Le régime a également fait état de l'envoi de renforts. Le groupe EI ne se trouve plus qu'à 500 mètres de cette ville. Le contrôle de Hassaké est partagé entre le régime de Bachar el-Assad et les forces kurdes, selon l'OSDH, une organisation basée à Londres et proche de l'opposition syrienne.

La chute de la ville donnerait au groupe EI le contrôle d'une deuxième capitale provinciale en Syrie après Raqa (nord), son principal bastion dans ce pays ravagé par quatre ans de guerre. Elle serait également le troisième chef-lieu d'une province à échapper au régime, la ville d'Idleb (nord-ouest) étant aux mains d'Al-Qaïda et de rebelles depuis le 28 mars.

Le quotidien syrien Al-Watan, proche du régime, a critiqué le manque d'implication des forces kurdes dans la bataille. Il s'est dit «surpris de la faiblesse de certains frères kurdes» pour défendre Hassaké.

Quatorze civils tués

Dans le nord du pays, de nouveaux raids aériens du régime ont tué 14 civils dans deux localités de la province d'Alep, contrôlée en majorité par les rebelles. La moitié des morts sont des enfants, dont quatre frères, selon l'OSDH.

Les ONG internationales dénoncent régulièrement le largage de barils d'explosifs par le régime de Bachar el-Assad. Ce dernier dément recourir à cette arme destructrice et aveugle. D'après l'OSDH, le régime veut punir les civils résidant dans les zones rebelles.

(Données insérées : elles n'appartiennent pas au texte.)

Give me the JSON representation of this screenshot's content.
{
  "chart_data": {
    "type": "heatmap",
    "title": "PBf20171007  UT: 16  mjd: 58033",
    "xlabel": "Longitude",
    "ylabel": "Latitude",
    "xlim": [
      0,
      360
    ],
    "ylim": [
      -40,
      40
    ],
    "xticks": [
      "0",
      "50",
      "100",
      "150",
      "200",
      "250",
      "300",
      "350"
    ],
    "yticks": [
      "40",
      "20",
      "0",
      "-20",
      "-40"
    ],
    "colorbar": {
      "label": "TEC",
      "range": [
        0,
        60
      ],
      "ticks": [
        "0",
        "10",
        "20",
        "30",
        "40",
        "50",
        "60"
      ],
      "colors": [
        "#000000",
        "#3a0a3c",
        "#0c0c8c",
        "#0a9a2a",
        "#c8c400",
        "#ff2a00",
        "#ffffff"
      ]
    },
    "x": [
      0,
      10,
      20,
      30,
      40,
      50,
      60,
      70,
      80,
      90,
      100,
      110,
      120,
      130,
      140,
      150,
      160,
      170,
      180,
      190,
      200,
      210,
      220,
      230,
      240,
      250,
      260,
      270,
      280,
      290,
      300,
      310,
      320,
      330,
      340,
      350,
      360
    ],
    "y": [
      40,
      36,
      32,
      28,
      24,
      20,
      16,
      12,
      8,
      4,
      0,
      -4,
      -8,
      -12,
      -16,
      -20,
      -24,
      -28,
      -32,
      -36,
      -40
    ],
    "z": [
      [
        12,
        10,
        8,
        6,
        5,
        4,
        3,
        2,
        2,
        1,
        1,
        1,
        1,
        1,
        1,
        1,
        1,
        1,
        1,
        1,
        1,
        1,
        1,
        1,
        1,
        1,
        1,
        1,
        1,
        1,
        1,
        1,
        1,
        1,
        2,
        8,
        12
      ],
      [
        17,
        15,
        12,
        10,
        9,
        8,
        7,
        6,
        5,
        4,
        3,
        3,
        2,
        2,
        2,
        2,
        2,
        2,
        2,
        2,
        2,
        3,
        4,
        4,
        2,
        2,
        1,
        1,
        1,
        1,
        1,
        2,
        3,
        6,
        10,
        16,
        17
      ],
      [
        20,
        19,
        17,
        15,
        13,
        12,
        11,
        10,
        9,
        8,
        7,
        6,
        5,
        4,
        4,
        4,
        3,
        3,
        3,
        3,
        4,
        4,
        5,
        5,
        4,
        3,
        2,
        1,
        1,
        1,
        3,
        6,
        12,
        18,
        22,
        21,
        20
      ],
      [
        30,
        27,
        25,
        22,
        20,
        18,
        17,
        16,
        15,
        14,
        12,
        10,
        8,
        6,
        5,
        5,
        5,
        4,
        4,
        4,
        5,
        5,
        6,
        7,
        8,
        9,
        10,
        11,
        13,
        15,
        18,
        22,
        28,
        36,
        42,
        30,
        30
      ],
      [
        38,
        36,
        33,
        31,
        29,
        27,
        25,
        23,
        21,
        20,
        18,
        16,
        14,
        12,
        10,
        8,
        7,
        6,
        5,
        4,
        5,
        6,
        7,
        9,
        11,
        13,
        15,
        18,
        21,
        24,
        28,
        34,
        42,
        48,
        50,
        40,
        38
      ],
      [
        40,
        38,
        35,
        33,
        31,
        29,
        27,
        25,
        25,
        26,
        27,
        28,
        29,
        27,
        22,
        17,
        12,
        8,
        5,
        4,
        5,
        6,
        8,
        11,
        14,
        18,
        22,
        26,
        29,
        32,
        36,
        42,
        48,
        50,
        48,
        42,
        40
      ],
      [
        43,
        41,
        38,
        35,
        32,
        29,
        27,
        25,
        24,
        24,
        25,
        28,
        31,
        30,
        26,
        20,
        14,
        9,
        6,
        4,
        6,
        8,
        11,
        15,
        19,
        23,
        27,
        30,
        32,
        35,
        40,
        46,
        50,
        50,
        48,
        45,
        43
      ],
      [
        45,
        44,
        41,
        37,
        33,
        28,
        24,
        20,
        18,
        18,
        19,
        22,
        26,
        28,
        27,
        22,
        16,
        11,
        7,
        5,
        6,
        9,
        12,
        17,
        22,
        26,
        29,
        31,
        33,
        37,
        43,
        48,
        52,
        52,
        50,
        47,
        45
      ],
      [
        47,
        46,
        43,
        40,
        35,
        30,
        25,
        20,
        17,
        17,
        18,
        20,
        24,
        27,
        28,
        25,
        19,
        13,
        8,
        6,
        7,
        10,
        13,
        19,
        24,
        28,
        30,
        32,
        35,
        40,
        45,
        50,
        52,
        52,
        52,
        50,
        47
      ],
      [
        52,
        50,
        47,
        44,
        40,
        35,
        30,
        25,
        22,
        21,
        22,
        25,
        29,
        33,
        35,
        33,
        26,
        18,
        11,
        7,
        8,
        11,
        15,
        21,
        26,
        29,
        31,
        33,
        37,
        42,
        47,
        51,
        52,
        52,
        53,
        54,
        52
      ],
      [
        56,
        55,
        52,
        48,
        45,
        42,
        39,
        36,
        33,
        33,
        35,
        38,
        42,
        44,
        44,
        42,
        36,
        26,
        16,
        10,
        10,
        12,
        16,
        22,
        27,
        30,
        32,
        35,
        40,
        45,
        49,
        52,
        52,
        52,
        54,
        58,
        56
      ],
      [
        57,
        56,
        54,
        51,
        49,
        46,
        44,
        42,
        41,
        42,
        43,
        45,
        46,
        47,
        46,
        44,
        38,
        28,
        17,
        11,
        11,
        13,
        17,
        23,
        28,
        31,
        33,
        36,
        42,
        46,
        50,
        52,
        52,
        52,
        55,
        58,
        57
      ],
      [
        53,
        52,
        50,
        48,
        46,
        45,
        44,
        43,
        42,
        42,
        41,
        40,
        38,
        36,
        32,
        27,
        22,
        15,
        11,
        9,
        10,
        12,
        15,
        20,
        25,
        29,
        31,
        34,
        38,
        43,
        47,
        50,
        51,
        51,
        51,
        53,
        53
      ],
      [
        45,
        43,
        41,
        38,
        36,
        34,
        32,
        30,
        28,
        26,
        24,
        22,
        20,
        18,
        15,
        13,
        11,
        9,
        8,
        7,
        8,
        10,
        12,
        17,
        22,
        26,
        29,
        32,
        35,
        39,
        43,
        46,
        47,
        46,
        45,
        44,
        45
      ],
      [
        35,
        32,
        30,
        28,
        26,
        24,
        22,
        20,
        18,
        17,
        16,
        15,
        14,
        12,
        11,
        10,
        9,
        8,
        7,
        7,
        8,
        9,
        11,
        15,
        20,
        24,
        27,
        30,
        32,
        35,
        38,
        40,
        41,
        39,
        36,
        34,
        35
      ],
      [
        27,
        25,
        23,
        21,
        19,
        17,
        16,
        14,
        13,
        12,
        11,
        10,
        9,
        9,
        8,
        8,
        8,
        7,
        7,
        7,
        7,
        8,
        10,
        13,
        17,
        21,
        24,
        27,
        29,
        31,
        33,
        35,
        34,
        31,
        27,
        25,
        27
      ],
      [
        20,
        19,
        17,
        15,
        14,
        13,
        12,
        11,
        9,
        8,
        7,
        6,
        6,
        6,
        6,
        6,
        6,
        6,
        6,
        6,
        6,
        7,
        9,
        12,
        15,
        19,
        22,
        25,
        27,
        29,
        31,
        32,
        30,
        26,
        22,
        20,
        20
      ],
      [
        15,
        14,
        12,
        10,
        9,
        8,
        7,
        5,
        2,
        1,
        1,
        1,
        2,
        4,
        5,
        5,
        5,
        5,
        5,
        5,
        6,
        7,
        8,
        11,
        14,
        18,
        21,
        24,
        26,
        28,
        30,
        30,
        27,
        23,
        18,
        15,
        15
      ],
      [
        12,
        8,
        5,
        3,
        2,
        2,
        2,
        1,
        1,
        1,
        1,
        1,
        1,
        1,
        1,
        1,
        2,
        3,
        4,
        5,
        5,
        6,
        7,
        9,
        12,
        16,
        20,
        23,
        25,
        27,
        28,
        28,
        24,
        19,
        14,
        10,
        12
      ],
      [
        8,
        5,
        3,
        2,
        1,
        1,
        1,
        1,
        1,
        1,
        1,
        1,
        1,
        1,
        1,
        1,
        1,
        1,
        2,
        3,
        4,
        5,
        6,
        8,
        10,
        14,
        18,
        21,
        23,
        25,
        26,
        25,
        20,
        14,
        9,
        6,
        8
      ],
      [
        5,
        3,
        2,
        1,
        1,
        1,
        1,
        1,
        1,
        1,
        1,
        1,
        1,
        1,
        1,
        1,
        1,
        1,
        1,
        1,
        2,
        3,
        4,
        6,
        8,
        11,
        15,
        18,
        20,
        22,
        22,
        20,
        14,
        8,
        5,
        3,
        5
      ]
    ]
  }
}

Visite du ministre de la défense

Le ministre syrien de la défense, le général Fahad Djassim al Freidj, s'est rendu jeudi auprès des soldats gouvernementaux près de Homs, rapporte la télévision publique syrienne. Cette ville se trouve à 150 km à l'ouest de la ville de Palmyre tombée le mois dernier aux mains des djihadistes du groupe EI.

Egalement numéro deux des forces armées, le ministre a dit sa certitude que les troupes gouvernementales sauront défendre la Syrie face «au terrorisme et à ses soutiens».

Camions bombes

En Irak, des responsables ont affirmé qu'une frappe de la coalition internationale avait détruit mercredi à Hawija (225 km au nord de Bagdad) l'un des plus importants sites de fabrication de voitures piégées du groupe EI. La coalition a confirmé le raid, mais pas la cible.

Le groupe EI a de plus en plus recours à ces «camions bombes», bourrés de tonnes d'explosifs, dans ses offensives en Irak qui lui ont notamment permis en mai de prendre Ramadi, capitale de la province d'Al-Anbar (ouest). Alors que les forces irakiennes, soutenues par des milices chiites et des tribus sunnites, tardent à lancer leur contre-offensive pour reprendre Ramadi, le Premier ministre Haider al-Abadi a admis qu'entrer dans la ville était risqué à cause de ces «camions bombes».

Bruxelles débloque des millions

Sur le front diplomatique, l'opposition en exil a rencontré jeudi à Istanbul le médiateur de l'ONU pour la Syrie, Staffan de Mistura.

La Commission européenne a pour sa part annoncé jeudi qu'elle débloquait 25 millions d'euros supplémentaires pour l'aide humanitaire aux victimes du conflit en Irak. L'ONU estime les besoins à un demi-milliard de dollars et avait lancé un appel aux dons.

«Ceci aidera les déplacés dans le pays, y compris ceux qui ont récemment fui les combats à Ramadi dans la province d'Al-d'Anbar, avec de l'eau, de la nourriture, des sanitaires, des abris, du matériel et des soins médicaux», a indiqué la Commission dans un communiqué.